Every vector space has a basis. Let $V$ be a vector space over a field $F$. Let $P$ be the set of all linearly independent subsets of $V$, ordered by inclusion. Every chain $\{S_\alpha\}$ in $P$ has an upper bound $\bigcup S_\alpha$ (which is linearly independent: any finite subset lies in some $S_\alpha$). By Zorn, $P$ has a maximal linearly independent set $B$. If $B$ did not span $V$, there would exist $v \notin \mathrm{span}(B)$, and $B \cup \{v\}$ would be linearly independent, contradicting maximality. So $B$ is a basis.
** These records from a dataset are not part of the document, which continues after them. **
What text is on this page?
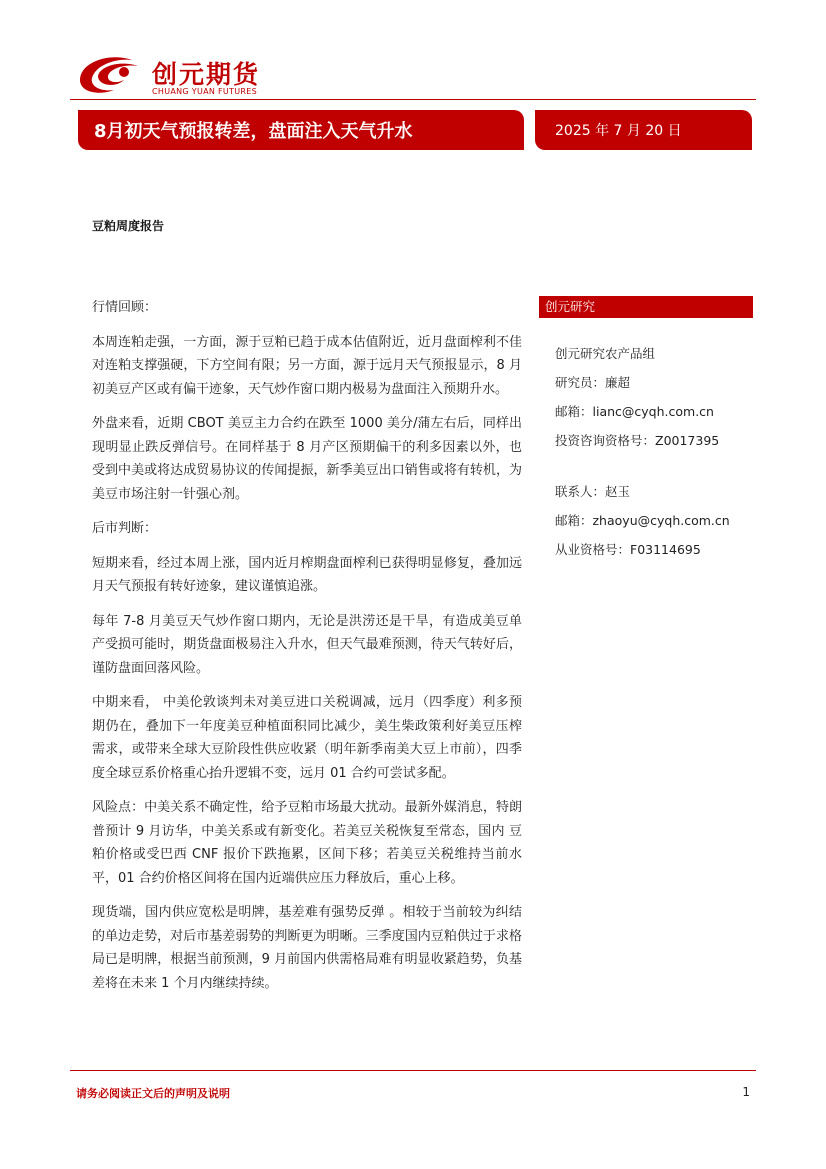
创元期货
CHUANG YUAN FUTURES
8月初天气预报转差，盘面注入天气升水	2025 年 7 月 20 日
豆粕周度报告

行情回顾：

本周连粕走强，一方面，源于豆粕已趋于成本估值附近，近月盘面榨利不佳对连粕支撑强硬，下方空间有限；另一方面，源于远月天气预报显示，8 月初美豆产区或有偏干迹象，天气炒作窗口期内极易为盘面注入预期升水。

外盘来看，近期 CBOT 美豆主力合约在跌至 1000 美分/蒲左右后，同样出现明显止跌反弹信号。在同样基于 8 月产区预期偏干的利多因素以外，也受到中美或将达成贸易协议的传闻提振，新季美豆出口销售或将有转机，为美豆市场注射一针强心剂。

后市判断：

短期来看，经过本周上涨，国内近月榨期盘面榨利已获得明显修复，叠加远月天气预报有转好迹象，建议谨慎追涨。

每年 7-8 月美豆天气炒作窗口期内，无论是洪涝还是干旱，有造成美豆单 产受损可能时，期货盘面极易注入升水，但天气最难预测，待天气转好后，谨防盘面回落风险。

中期来看， 中美伦敦谈判未对美豆进口关税调减，远月（四季度）利多预 期仍在，叠加下一年度美豆种植面积同比减少，美生柴政策利好美豆压榨 需求，或带来全球大豆阶段性供应收紧（明年新季南美大豆上市前），四季 度全球豆系价格重心抬升逻辑不变，远月 01 合约可尝试多配。

风险点：中美关系不确定性，给予豆粕市场最大扰动。最新外媒消息，特朗普预计 9 月访华，中美关系或有新变化。若美豆关税恢复至常态，国内 豆粕价格或受巴西 CNF 报价下跌拖累，区间下移；若美豆关税维持当前水 平，01 合约价格区间将在国内近端供应压力释放后，重心上移。

现货端，国内供应宽松是明牌，基差难有强势反弹 。相较于当前较为纠结的单边走势，对后市基差弱势的判断更为明晰。三季度国内豆粕供过于求格局已是明牌，根据当前预测，9 月前国内供需格局难有明显收紧趋势，负基差将在未来 1 个月内继续持续。

创元研究
创元研究农产品组
研究员：廉超
邮箱：lianc@cyqh.com.cn
投资咨询资格号：Z0017395
联系人：赵玉
邮箱：zhaoyu@cyqh.com.cn
从业资格号：F03114695
请务必阅读正文后的声明及说明	1
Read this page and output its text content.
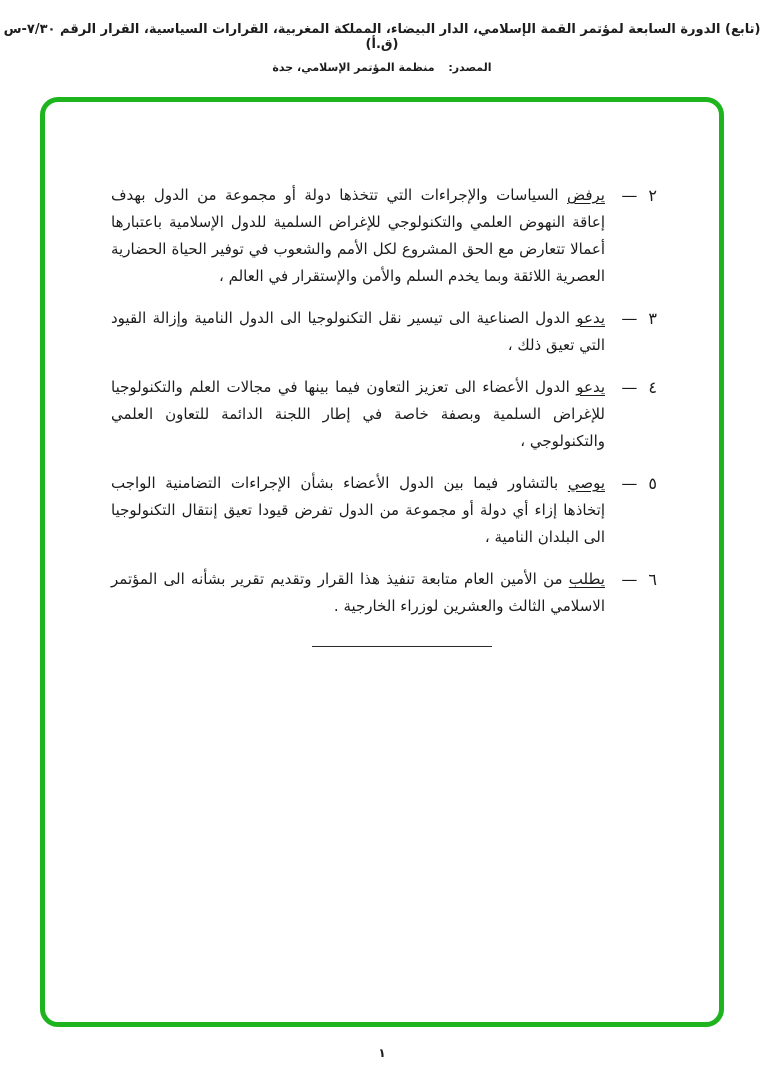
(تابع) الدورة السابعة لمؤتمر القمة الإسلامي، الدار البيضاء، المملكة المغربية، القرارات السياسية، القرار الرقم ٧/٣٠-س (ق.أ)
المصدر: منظمة المؤتمر الإسلامي، جدة
٢ —

يرفض السياسات والإجراءات التي تتخذها دولة أو مجموعة من الدول بهدف إعاقة النهوض العلمي والتكنولوجي للإغراض السلمية للدول الإسلامية باعتبارها أعمالا تتعارض مع الحق المشروع لكل الأمم والشعوب في توفير الحياة الحضارية العصرية اللائقة وبما يخدم السلم والأمن والإستقرار في العالم ،

٣ —

يدعو الدول الصناعية الى تيسير نقل التكنولوجيا الى الدول النامية وإزالة القيود التي تعيق ذلك ،

٤ —

يدعو الدول الأعضاء الى تعزيز التعاون فيما بينها في مجالات العلم والتكنولوجيا للإغراض السلمية وبصفة خاصة في إطار اللجنة الدائمة للتعاون العلمي والتكنولوجي ،

٥ —

يوصي بالتشاور فيما بين الدول الأعضاء بشأن الإجراءات التضامنية الواجب إتخاذها إزاء أي دولة أو مجموعة من الدول تفرض قيودا تعيق إنتقال التكنولوجيا الى البلدان النامية ،

٦ —

يطلب من الأمين العام متابعة تنفيذ هذا القرار وتقديم تقرير بشأنه الى المؤتمر الاسلامي الثالث والعشرين لوزراء الخارجية .

١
Every proper ideal is contained in a maximal ideal. Let $R$ be a ring with $1$ and $I \subsetneq R$ a proper ideal. Let $P = \{J : J \text{ is an ideal}, I \subseteq J \subsetneq R\}$. For any chain $\{J_\alpha\}$, the union $\bigcup J_\alpha$ is an ideal (check closure) and is proper ($1 \notin J_\alpha$ for any $\alpha$, so $1 \notin \bigcup J_\alpha$). By Zorn, $P$ has a maximal element, which is a maximal ideal containing $I$.

The Hahn-Banach theorem (version). Let $V$ be a real vector space, $p: V \to \mathbb{R}$ a sublinear functional, and $f: W \to \mathbb{R}$ a linear functional on a subspace $W$ with $f \leq p$ on $W$. The set of extensions $(W', f')$ with $W \subseteq W'$ and $f' \leq p$ on $W'$ is partially ordered by extension. Chains have upper bounds (take unions), so Zorn gives a maximal extension. Maximality forces $W' = V$.

Tychonoff's theorem. The proof that arbitrary products of compact spaces are compact uses Zorn's lemma (via the Alexander subbase theorem or the ultrafilter characterization of compactness).